I first went into the novitiate of our local Fijian order, the Sisters of Our Lady of Nazareth, when I was 18 in 1953. Then the local Bishop wanted some Sisters to come to Australia to study, so I came to study at the Convent of the Presentation Sisters in Windsor in Melbourne. It had been decided I was to be a teacher – that was always the intention of the Bishop for us to be teachers.. So I studied, worked, came to Sydney to St Vincent’s College, Pott’s Point. Still with the idea of being a teacher. But, I felt my calling was taking me in another direction – that of nursing.
You were a teacher to start with? Was that something you were keen on pursuing?
When I was at St Vincent’s College, I discerned that being a teaching Sister was not my vocation. My vocation was to be a nurse. I prayed about it for months, and talked to Sr Mary Sarto and later Sr Bernice at St Vincent’s Hospital about my desire to become a nurse. When it was agreed that I could change my path, I had to eventually go through Rome to also change congregations. In the meantime, I did go back to Fiji and my original order, where I combined teaching with nursing.
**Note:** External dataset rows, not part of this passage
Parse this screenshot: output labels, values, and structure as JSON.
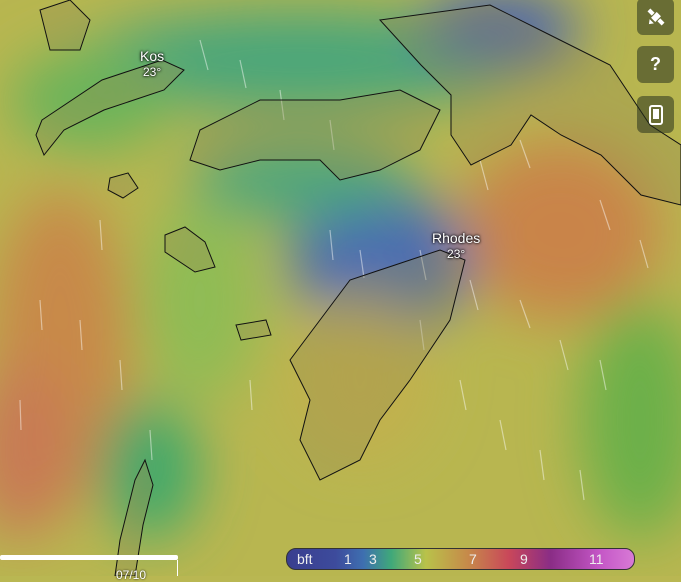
{
  "map": {
    "places": [
      {
        "name": "Kos",
        "temp": "23°"
      },
      {
        "name": "Rhodes",
        "temp": "23°"
      }
    ]
  },
  "controls": [
    {
      "icon": "satellite-icon",
      "label": "Satellite"
    },
    {
      "icon": "help-icon",
      "glyph": "?"
    },
    {
      "icon": "mobile-icon"
    }
  ],
  "legend": {
    "unit": "bft",
    "values": [
      "1",
      "3",
      "5",
      "7",
      "9",
      "11"
    ],
    "colors": [
      "#3d4b9c",
      "#3e6fb0",
      "#3fa87a",
      "#c68a4a",
      "#c9475a",
      "#c456c6"
    ]
  },
  "timeline": {
    "date": "07/10"
  }
}
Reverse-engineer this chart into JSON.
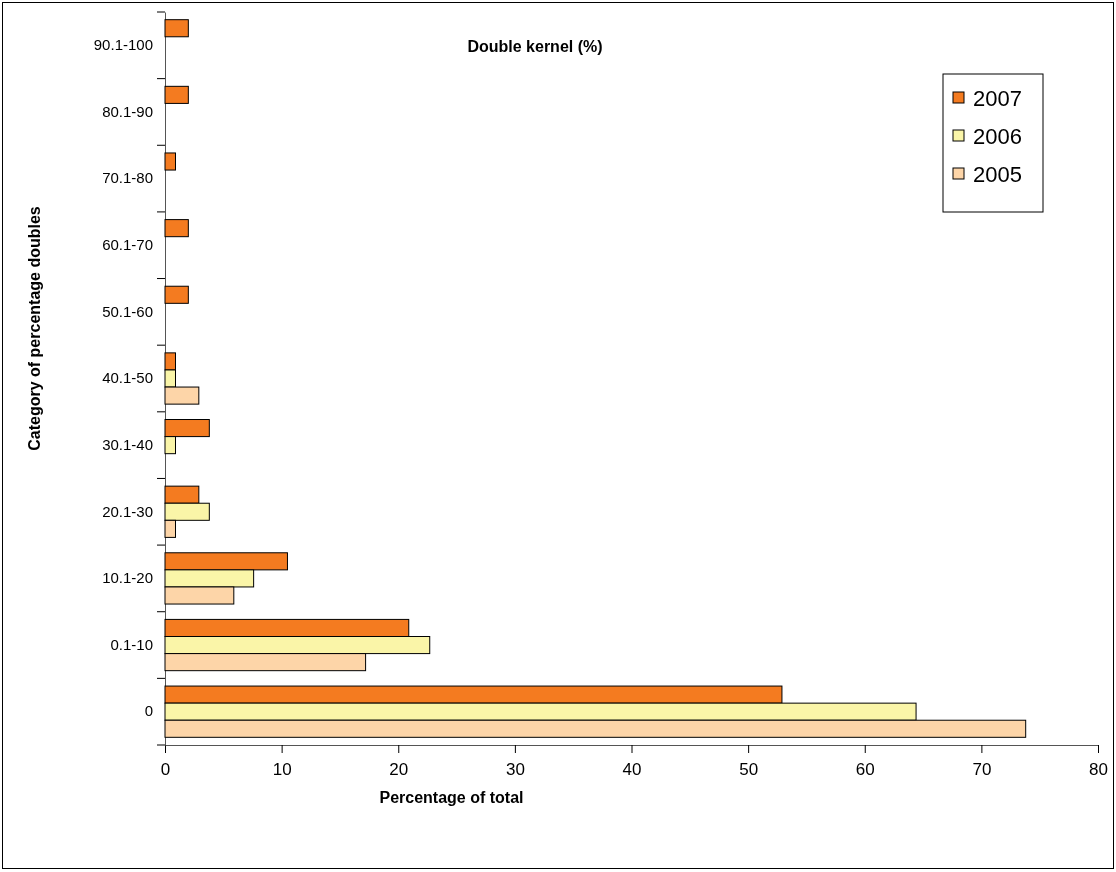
{
  "chart_data": {
    "type": "bar",
    "orientation": "horizontal",
    "title": "Double kernel (%)",
    "xlabel": "Percentage of total",
    "ylabel": "Category of percentage doubles",
    "categories": [
      "90.1-100",
      "80.1-90",
      "70.1-80",
      "60.1-70",
      "50.1-60",
      "40.1-50",
      "30.1-40",
      "20.1-30",
      "10.1-20",
      "0.1-10",
      "0"
    ],
    "series": [
      {
        "name": "2007",
        "color": "#f47b20",
        "values": [
          2,
          2,
          0.9,
          2,
          2,
          0.9,
          3.8,
          2.9,
          10.5,
          20.9,
          52.9
        ]
      },
      {
        "name": "2006",
        "color": "#faf5a8",
        "values": [
          null,
          null,
          null,
          null,
          null,
          0.9,
          0.9,
          3.8,
          7.6,
          22.7,
          64.4
        ]
      },
      {
        "name": "2005",
        "color": "#fdd5a8",
        "values": [
          null,
          null,
          null,
          null,
          null,
          2.9,
          null,
          0.9,
          5.9,
          17.2,
          73.8
        ]
      }
    ],
    "xlim": [
      0,
      80
    ],
    "xticks": [
      0,
      10,
      20,
      30,
      40,
      50,
      60,
      70,
      80
    ],
    "grid": false,
    "legend": "top right"
  }
}
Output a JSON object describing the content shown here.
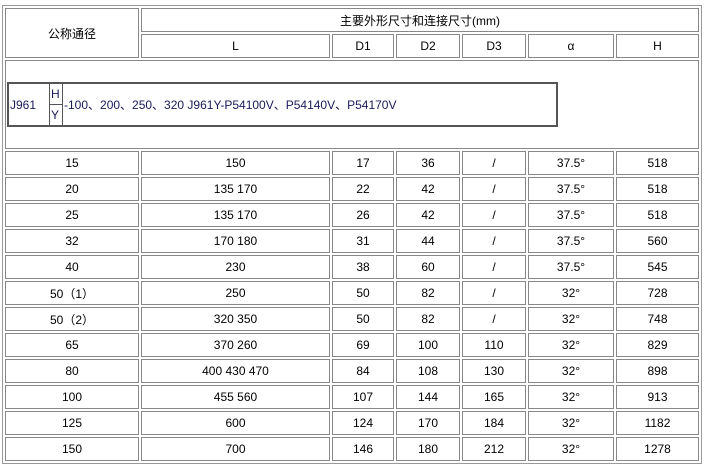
{
  "header": {
    "nominal": "公称通径",
    "group": "主要外形尺寸和连接尺寸(mm)",
    "columns": [
      "L",
      "D1",
      "D2",
      "D3",
      "α",
      "H"
    ]
  },
  "model": {
    "code": "J961",
    "h": "H",
    "y": "Y",
    "text": "-100、200、250、320 J961Y-P54100V、P54140V、P54170V"
  },
  "rows": [
    [
      "15",
      "150",
      "17",
      "36",
      "/",
      "37.5°",
      "518"
    ],
    [
      "20",
      "135 170",
      "22",
      "42",
      "/",
      "37.5°",
      "518"
    ],
    [
      "25",
      "135 170",
      "26",
      "42",
      "/",
      "37.5°",
      "518"
    ],
    [
      "32",
      "170 180",
      "31",
      "44",
      "/",
      "37.5°",
      "560"
    ],
    [
      "40",
      "230",
      "38",
      "60",
      "/",
      "37.5°",
      "545"
    ],
    [
      "50（1）",
      "250",
      "50",
      "82",
      "/",
      "32°",
      "728"
    ],
    [
      "50（2）",
      "320 350",
      "50",
      "82",
      "/",
      "32°",
      "748"
    ],
    [
      "65",
      "370 260",
      "69",
      "100",
      "110",
      "32°",
      "829"
    ],
    [
      "80",
      "400 430 470",
      "84",
      "108",
      "130",
      "32°",
      "898"
    ],
    [
      "100",
      "455 560",
      "107",
      "144",
      "165",
      "32°",
      "913"
    ],
    [
      "125",
      "600",
      "124",
      "170",
      "184",
      "32°",
      "1182"
    ],
    [
      "150",
      "700",
      "146",
      "180",
      "212",
      "32°",
      "1278"
    ]
  ]
}
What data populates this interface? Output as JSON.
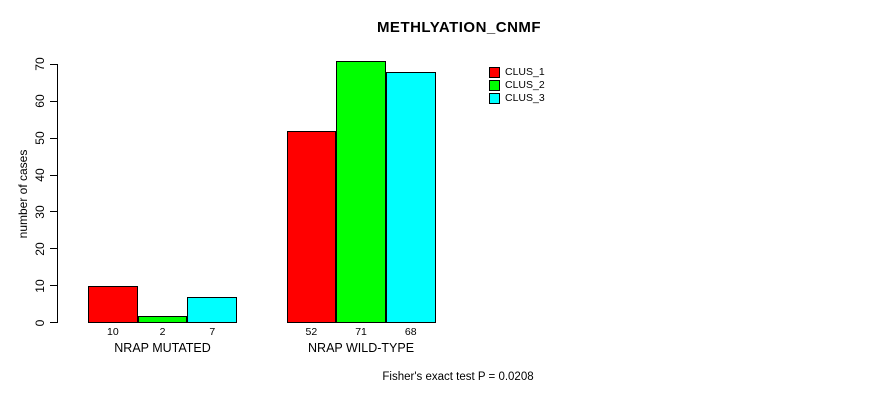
{
  "title": "METHLYATION_CNMF",
  "footer_note": "Fisher's exact test P = 0.0208",
  "colors": {
    "clus_1": "#ff0000",
    "clus_2": "#00ff00",
    "clus_3": "#00ffff",
    "axis": "#000000",
    "background": "#ffffff"
  },
  "chart_data": {
    "type": "bar",
    "title": "METHLYATION_CNMF",
    "xlabel": "",
    "ylabel": "number of cases",
    "categories": [
      "NRAP MUTATED",
      "NRAP WILD-TYPE"
    ],
    "series": [
      {
        "name": "CLUS_1",
        "color": "#ff0000",
        "values": [
          10,
          52
        ]
      },
      {
        "name": "CLUS_2",
        "color": "#00ff00",
        "values": [
          2,
          71
        ]
      },
      {
        "name": "CLUS_3",
        "color": "#00ffff",
        "values": [
          7,
          68
        ]
      }
    ],
    "bar_value_labels": [
      [
        "10",
        "2",
        "7"
      ],
      [
        "52",
        "71",
        "68"
      ]
    ],
    "yticks": [
      0,
      10,
      20,
      30,
      40,
      50,
      60,
      70
    ],
    "ytick_labels": [
      "0",
      "10",
      "20",
      "30",
      "40",
      "50",
      "60",
      "70"
    ],
    "ylim": [
      0,
      71
    ],
    "grid": false,
    "legend_position": "top-right",
    "legend_entries": [
      "CLUS_1",
      "CLUS_2",
      "CLUS_3"
    ],
    "annotation": "Fisher's exact test P = 0.0208"
  }
}
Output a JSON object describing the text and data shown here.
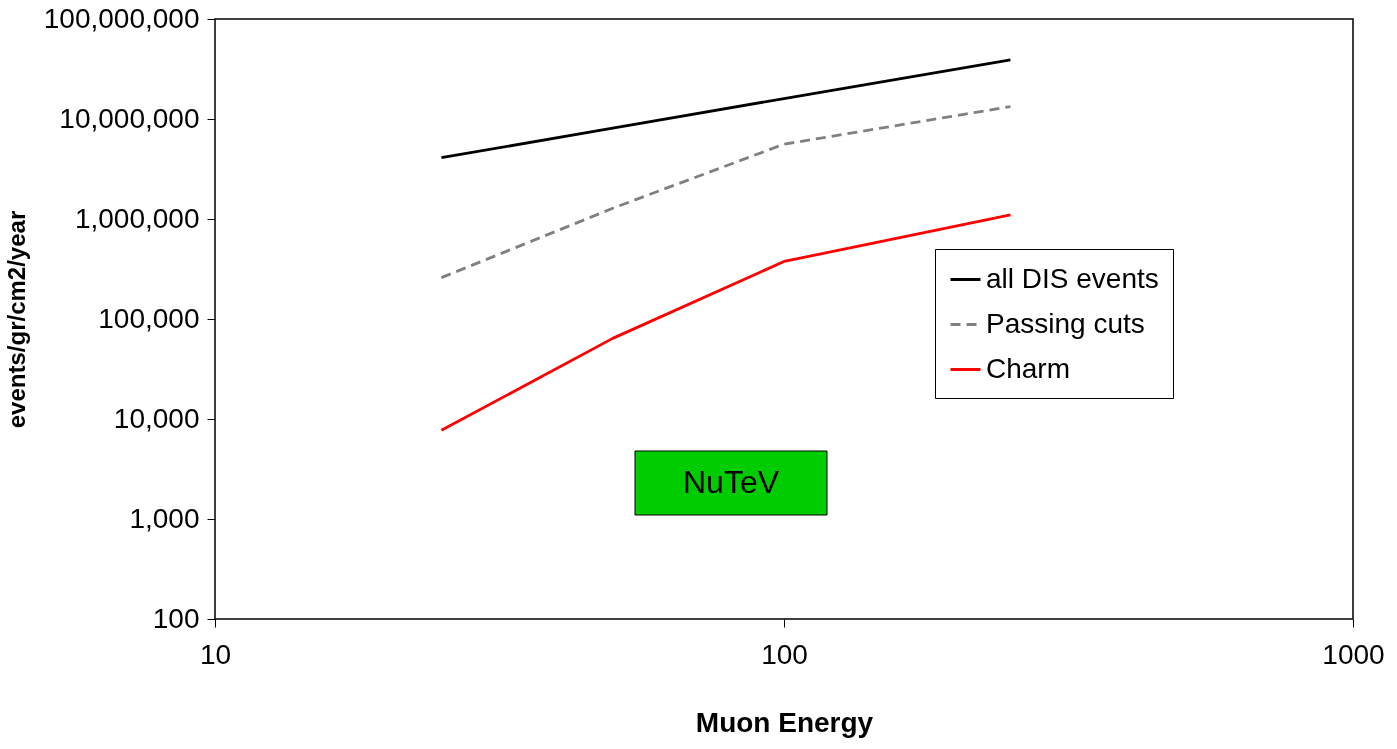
{
  "chart_data": {
    "type": "line",
    "xlabel": "Muon Energy",
    "ylabel": "events/gr/cm2/year",
    "x": [
      25,
      50,
      100,
      250
    ],
    "series": [
      {
        "name": "all DIS events",
        "color": "#000000",
        "line_style": "solid",
        "values": [
          4100000,
          8100000,
          16000000,
          39000000
        ]
      },
      {
        "name": "Passing cuts",
        "color": "#808080",
        "line_style": "dashed",
        "values": [
          259000,
          1280000,
          5600000,
          13300000
        ]
      },
      {
        "name": "Charm",
        "color": "#ff0000",
        "line_style": "solid",
        "values": [
          7700,
          64000,
          376000,
          1100000
        ]
      }
    ],
    "log": "xy",
    "xlim": [
      10,
      1000
    ],
    "xticks": [
      10,
      100,
      1000
    ],
    "ylim": [
      100,
      100000000
    ],
    "yticks": [
      {
        "value": 100,
        "label": "100"
      },
      {
        "value": 1000,
        "label": "1,000"
      },
      {
        "value": 10000,
        "label": "10,000"
      },
      {
        "value": 100000,
        "label": "100,000"
      },
      {
        "value": 1000000,
        "label": "1,000,000"
      },
      {
        "value": 10000000,
        "label": "10,000,000"
      },
      {
        "value": 100000000,
        "label": "100,000,000"
      }
    ],
    "grid": false,
    "legend": "right",
    "marker": "none",
    "annotations": [
      "NuTeV"
    ]
  }
}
How many joined with you, and how many are still in the Congregation?
In 1968-70, I was in the novitiate of the Sisters of Charity. I waited for a long time, because I had made my final vows in the first order. Three others entered with me. I am the only one left.
What is the major difference you see now in religious life compared with when you first entered?
Religious life now is absolutely different. Before, it was very confined, very restricted. But I have found freedom in religious life that I would not have found in a more conventional life in Fiji. I have been able to serve God and the sick in different places across the world including the Solomons, East Timor., as a volunteer in a Red Cross run refugee camp in Thailand, Kampuchea. and here at St Vincent’s. When the Congregational Leader asks me where I would like to go next, I ask her to let me stay here until I go to Rookwood. As always, I just leave everything to God in prayer.